This project explores an unusual idea: transforming code features into art. It’s an ongoing experiment in using neural networks to visualize the structure and “feel” of code as images — not for aesthetics alone, but to find patterns and relationships hidden inside code representations.
I’m building and refining this project gradually, learning as I go. It’s not perfect, and that’s exactly why it’s here — to grow.
The model takes a numerical feature representation of code and generates images that reflect underlying structure and semantics.
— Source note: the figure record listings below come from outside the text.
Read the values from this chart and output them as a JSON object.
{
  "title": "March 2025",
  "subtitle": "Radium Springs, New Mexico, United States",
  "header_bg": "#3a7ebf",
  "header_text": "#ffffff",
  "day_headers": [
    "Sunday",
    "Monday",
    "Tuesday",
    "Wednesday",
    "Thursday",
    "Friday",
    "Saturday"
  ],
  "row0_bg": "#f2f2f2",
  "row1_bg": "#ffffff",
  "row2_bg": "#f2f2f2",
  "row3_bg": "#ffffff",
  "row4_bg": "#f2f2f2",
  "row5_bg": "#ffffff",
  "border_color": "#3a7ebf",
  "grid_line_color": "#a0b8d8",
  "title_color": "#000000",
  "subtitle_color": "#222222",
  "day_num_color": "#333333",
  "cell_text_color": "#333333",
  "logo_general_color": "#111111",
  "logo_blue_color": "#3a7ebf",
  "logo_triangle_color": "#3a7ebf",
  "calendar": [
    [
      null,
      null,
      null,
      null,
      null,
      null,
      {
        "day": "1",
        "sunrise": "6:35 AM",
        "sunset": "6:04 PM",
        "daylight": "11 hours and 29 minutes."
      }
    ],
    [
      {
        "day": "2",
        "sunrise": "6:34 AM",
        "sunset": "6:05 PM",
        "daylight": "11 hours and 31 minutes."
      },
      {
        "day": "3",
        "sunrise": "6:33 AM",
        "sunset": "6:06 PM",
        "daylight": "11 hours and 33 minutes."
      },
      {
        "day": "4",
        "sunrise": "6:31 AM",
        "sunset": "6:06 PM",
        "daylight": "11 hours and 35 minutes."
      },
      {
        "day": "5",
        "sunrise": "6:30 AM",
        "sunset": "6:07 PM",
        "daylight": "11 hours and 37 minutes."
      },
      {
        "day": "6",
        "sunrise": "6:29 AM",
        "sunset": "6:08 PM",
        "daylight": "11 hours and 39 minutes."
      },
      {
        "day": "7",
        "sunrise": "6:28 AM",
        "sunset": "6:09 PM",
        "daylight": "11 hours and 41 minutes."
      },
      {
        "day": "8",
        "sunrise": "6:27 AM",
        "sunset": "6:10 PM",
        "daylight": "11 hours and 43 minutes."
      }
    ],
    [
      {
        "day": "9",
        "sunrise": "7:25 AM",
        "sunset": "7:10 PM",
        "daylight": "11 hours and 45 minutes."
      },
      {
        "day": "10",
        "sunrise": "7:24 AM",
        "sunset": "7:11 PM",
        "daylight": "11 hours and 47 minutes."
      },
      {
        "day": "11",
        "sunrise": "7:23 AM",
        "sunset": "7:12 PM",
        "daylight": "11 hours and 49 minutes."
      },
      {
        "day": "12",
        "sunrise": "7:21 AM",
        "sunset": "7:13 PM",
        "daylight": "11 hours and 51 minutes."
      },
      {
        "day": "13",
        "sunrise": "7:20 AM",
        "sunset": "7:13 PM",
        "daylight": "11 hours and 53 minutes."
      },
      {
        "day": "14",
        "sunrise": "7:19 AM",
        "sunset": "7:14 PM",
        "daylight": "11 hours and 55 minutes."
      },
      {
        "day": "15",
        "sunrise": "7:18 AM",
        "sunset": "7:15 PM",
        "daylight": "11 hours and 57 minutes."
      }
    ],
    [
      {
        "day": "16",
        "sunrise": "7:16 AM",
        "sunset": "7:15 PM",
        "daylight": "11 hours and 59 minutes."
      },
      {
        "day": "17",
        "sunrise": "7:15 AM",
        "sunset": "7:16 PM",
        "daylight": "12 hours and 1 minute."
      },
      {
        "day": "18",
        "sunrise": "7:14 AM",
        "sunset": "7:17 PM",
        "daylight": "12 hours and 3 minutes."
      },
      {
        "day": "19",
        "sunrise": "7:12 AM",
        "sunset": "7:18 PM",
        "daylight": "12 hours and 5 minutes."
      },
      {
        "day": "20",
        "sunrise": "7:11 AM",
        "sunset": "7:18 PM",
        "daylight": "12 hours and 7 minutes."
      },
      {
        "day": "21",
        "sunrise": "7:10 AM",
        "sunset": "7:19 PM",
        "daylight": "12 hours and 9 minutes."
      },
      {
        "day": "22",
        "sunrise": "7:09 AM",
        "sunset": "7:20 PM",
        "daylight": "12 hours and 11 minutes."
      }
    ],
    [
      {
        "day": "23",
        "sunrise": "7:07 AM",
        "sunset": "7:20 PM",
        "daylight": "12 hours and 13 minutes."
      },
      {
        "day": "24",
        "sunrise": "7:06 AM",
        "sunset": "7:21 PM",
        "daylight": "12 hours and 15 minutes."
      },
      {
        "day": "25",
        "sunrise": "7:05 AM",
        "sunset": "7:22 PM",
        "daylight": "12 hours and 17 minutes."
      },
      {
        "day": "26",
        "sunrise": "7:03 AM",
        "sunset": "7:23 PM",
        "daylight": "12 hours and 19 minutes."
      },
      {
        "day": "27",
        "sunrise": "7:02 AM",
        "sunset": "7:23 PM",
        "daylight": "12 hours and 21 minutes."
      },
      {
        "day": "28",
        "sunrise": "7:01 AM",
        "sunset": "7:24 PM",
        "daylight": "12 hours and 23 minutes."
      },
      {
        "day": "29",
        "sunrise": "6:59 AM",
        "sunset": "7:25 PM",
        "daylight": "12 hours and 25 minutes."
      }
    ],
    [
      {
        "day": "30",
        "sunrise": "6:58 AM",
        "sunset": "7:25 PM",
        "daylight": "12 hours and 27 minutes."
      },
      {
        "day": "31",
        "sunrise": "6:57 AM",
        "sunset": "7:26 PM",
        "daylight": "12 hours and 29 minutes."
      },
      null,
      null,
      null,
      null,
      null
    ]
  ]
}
The generator is trained to preserve variance, similarity, and diversity across features, and then evaluated using several clustering and correlation metrics.
The included evaluator (CodeImageEvaluator) measures:
- Clustering Quality: how well the generated images group by code type
- Similarity Preservation: how code similarity translates into image similarity
- Diversity: visual and statistical diversity of outputs
- t-SNE Visualization: 2D projection of generated images for visual inspection
You can try the model interactively on Hugging Face Spaces.
A simple demo lets you:
- Input your own code
- Watch it generate an image instantly
- Explore how feature changes affect the final output
Live Demo: https://huggingface.co/spaces/munjed/code2art
Silhouette Score: 0.2800
Calinski-Harabasz: 1526.63
Davies-Bouldin: 1.52
Pearson Correlation: 0.92
Spearman Correlation: 0.80
Within-image Variance: 0.40
Between-image Diversity: 361.50
The model currently shows strong similarity preservation, meaning it captures relationships between code samples well, but clustering and visual clarity still need work.
- Generated images lack strong structural coherence — they sometimes look abstract or noisy.
- Loss stability issues — balancing variance and reconstruction terms is tricky.
- Feature variance preservation can explode or vanish depending on learning rate and scaling.
- Higher resolutions (e.g. 256x256) increase complexity fast, sometimes degrading output quality.
- Code Extraction need more improvement to get the features dataset we need for different languages.
- Stabilize training using better loss normalization and dynamic weighting.
- Experiment with pretrained visual priors or diffusion-based conditioning.
- Possibly integrate contrastive learning or VAE-like embeddings.
MIT — feel free to use, modify, and build upon it.